I also have issue with the use of the Market Maker Exemption in "Bona Fide Market Making" as a way around short positions and short position reporting. In todays modern markets, the idea that a market maker or any participant, should be allowed to sell a share that they do not have to provide liquidity to the market without price improvement does not make sense. Instead the price should be allowed or be required to go up first, to find liquidity naturally from the market and market participants.
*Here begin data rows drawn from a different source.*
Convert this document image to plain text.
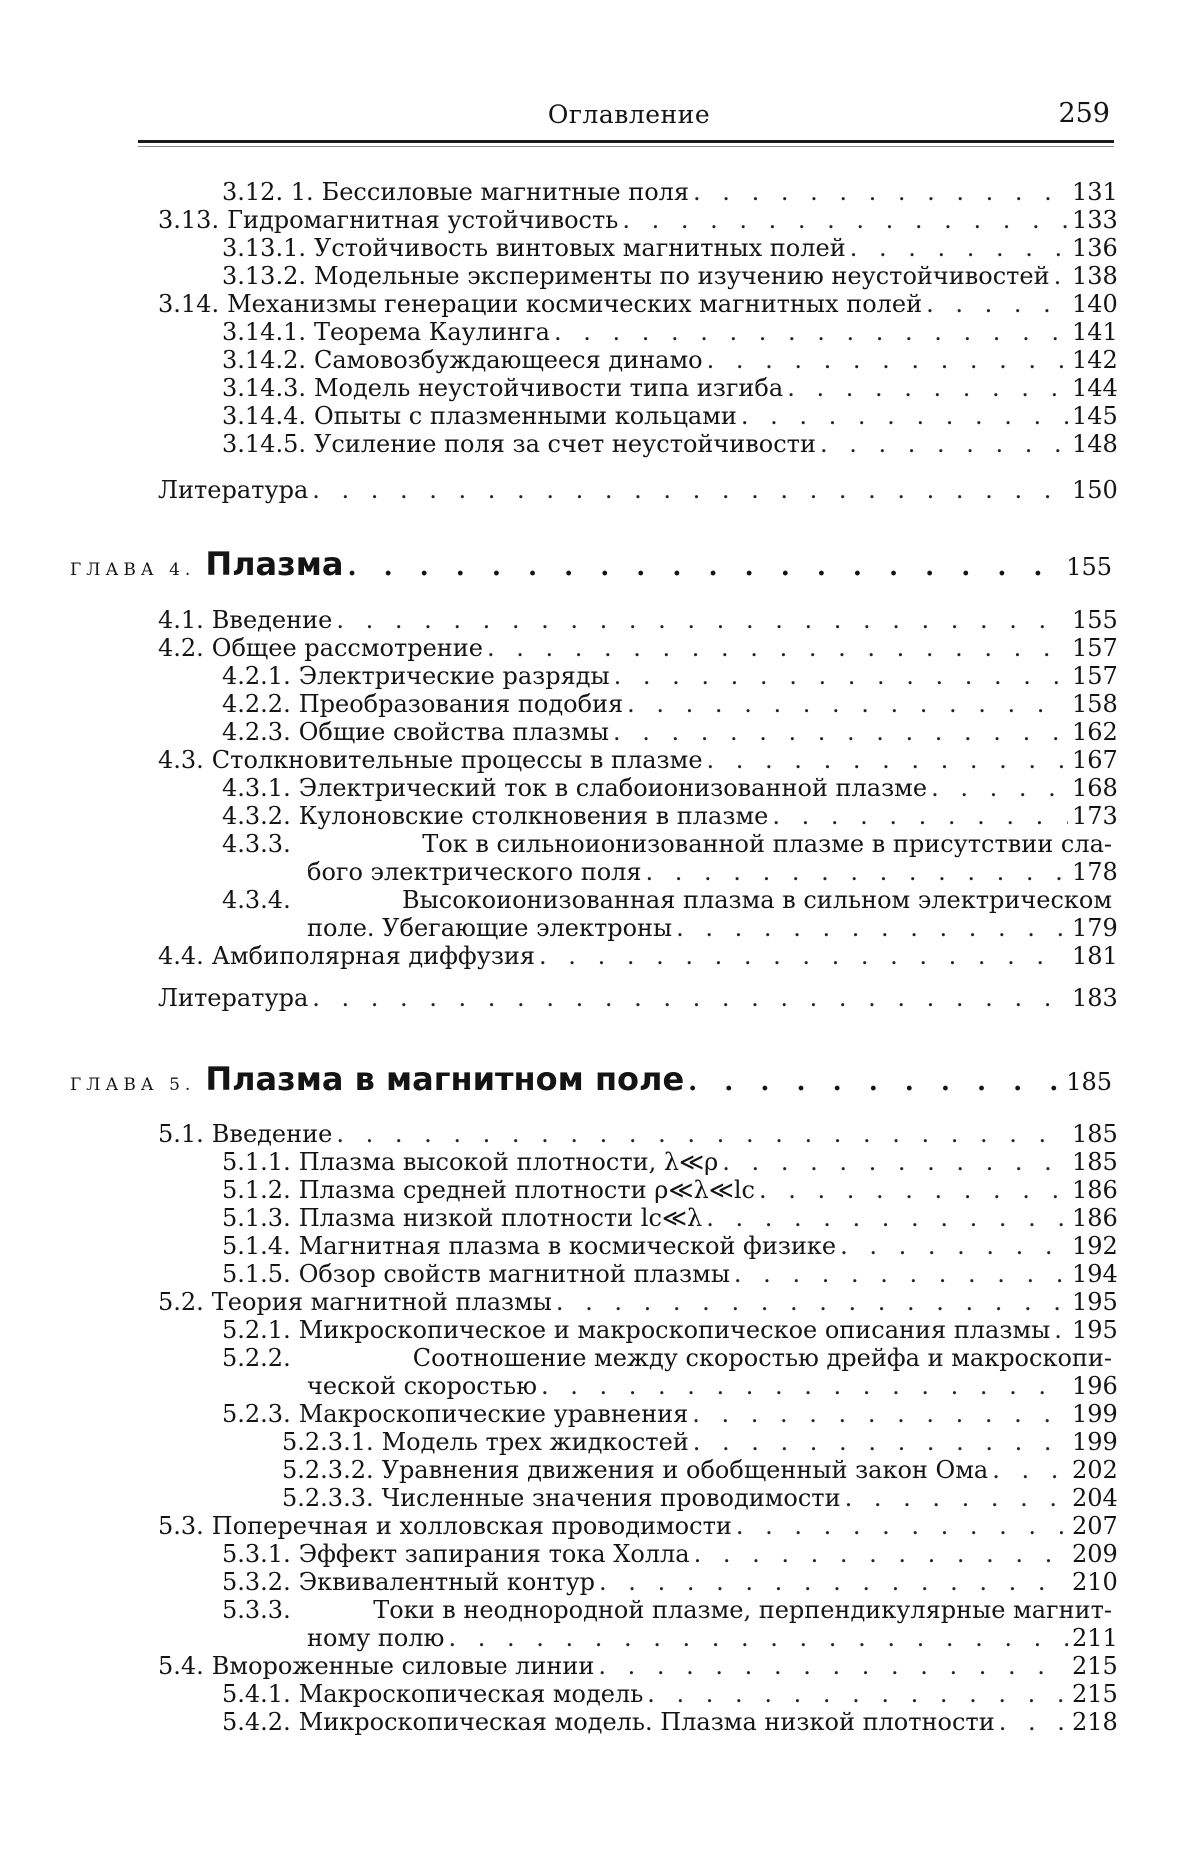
Оглавление	259
3.12. 1. Бессиловые магнитные поля . . .	131
3.13. Гидромагнитная устойчивость . . .	133
3.13.1. Устойчивость винтовых магнитных полей . . .	136
3.13.2. Модельные эксперименты по изучению неустойчивостей . . . 138
3.14. Механизмы генерации космических магнитных полей . . .	140
3.14.1. Теорема Каулинга . . .	141
3.14.2. Самовозбуждающееся динамо . . .	142
3.14.3. Модель неустойчивости типа изгиба . . .	144
3.14.4. Опыты с плазменными кольцами . . .	145
3.14.5. Усиление поля за счет неустойчивости . . .	148
Литература . . .	150
ГЛАВА 4. Плазма . . .	155
4.1. Введение . . .	155
4.2. Общее рассмотрение . . .	157
4.2.1. Электрические разряды . . .	157
4.2.2. Преобразования подобия . . .	158
4.2.3. Общие свойства плазмы . . .	162
4.3. Столкновительные процессы в плазме . . .	167
4.3.1. Электрический ток в слабоионизованной плазме . . .	168
4.3.2. Кулоновские столкновения в плазме . . .	173
4.3.3.	Ток в сильноионизованной плазме в присутствии сла-
бого электрического поля . . .	178
4.3.4.	Высокоионизованная плазма в сильном электрическом
поле. Убегающие электроны . . .	179
4.4. Амбиполярная диффузия . . .	181
Литература . . .	183
ГЛАВА 5. Плазма в магнитном поле . . .	185
5.1. Введение . . .	185
5.1.1. Плазма высокой плотности, λ≪ρ . . .	185
5.1.2. Плазма средней плотности ρ≪λ≪lc . . .	186
5.1.3. Плазма низкой плотности lc≪λ . . .	186
5.1.4. Магнитная плазма в космической физике . . .	192
5.1.5. Обзор свойств магнитной плазмы . . .	194
5.2. Теория магнитной плазмы . . .	195
5.2.1. Микроскопическое и макроскопическое описания плазмы . . . 195
5.2.2.	Соотношение между скоростью дрейфа и макроскопи-
ческой скоростью . . .	196
5.2.3. Макроскопические уравнения . . .	199
5.2.3.1. Модель трех жидкостей . . .	199
5.2.3.2. Уравнения движения и обобщенный закон Ома . . .	202
5.2.3.3. Численные значения проводимости . . .	204
5.3. Поперечная и холловская проводимости . . .	207
5.3.1. Эффект запирания тока Холла . . .	209
5.3.2. Эквивалентный контур . . .	210
5.3.3.	Токи в неоднородной плазме, перпендикулярные магнит-
ному полю . . .	211
5.4. Вмороженные силовые линии . . .	215
5.4.1. Макроскопическая модель . . .	215
5.4.2. Микроскопическая модель. Плазма низкой плотности . . .	218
If prices rose to a level liquidity may be found that doesn't exist at current levels and market makers are trying to force liquidity by having prices go down, versus having prices go up to find natural sellers vs induced sellers.
Thank you for your time, and for working to make the markets more transparent, and fair for all participants.  Again I support the idea that all short positions should be reported just the same as a long position.  The only reason a firm would be against such transparency or wants to delay implementation or compliance is if they are concerned with being over leveraged in a short position between the underlying and the transparency puts their position at risk.  This is no more risk than a long position has that discloses it through a 13F as required under current regulations if someone wants to sell such position short.  Why should short positions have an advantage that longs do not have?  They shouldn't.  Why should we create a system that is less transparent and fair for participants vs more?  We shouldn't.   Transparent markets allow all participants both short and long to be able to make money more safely.  As if I was short I would want to know if the position was a crowded trade that could go against me if all participants tried to exit and were trapped in that short.  You would think this would be information that the market would benefit from vs be a hinderance.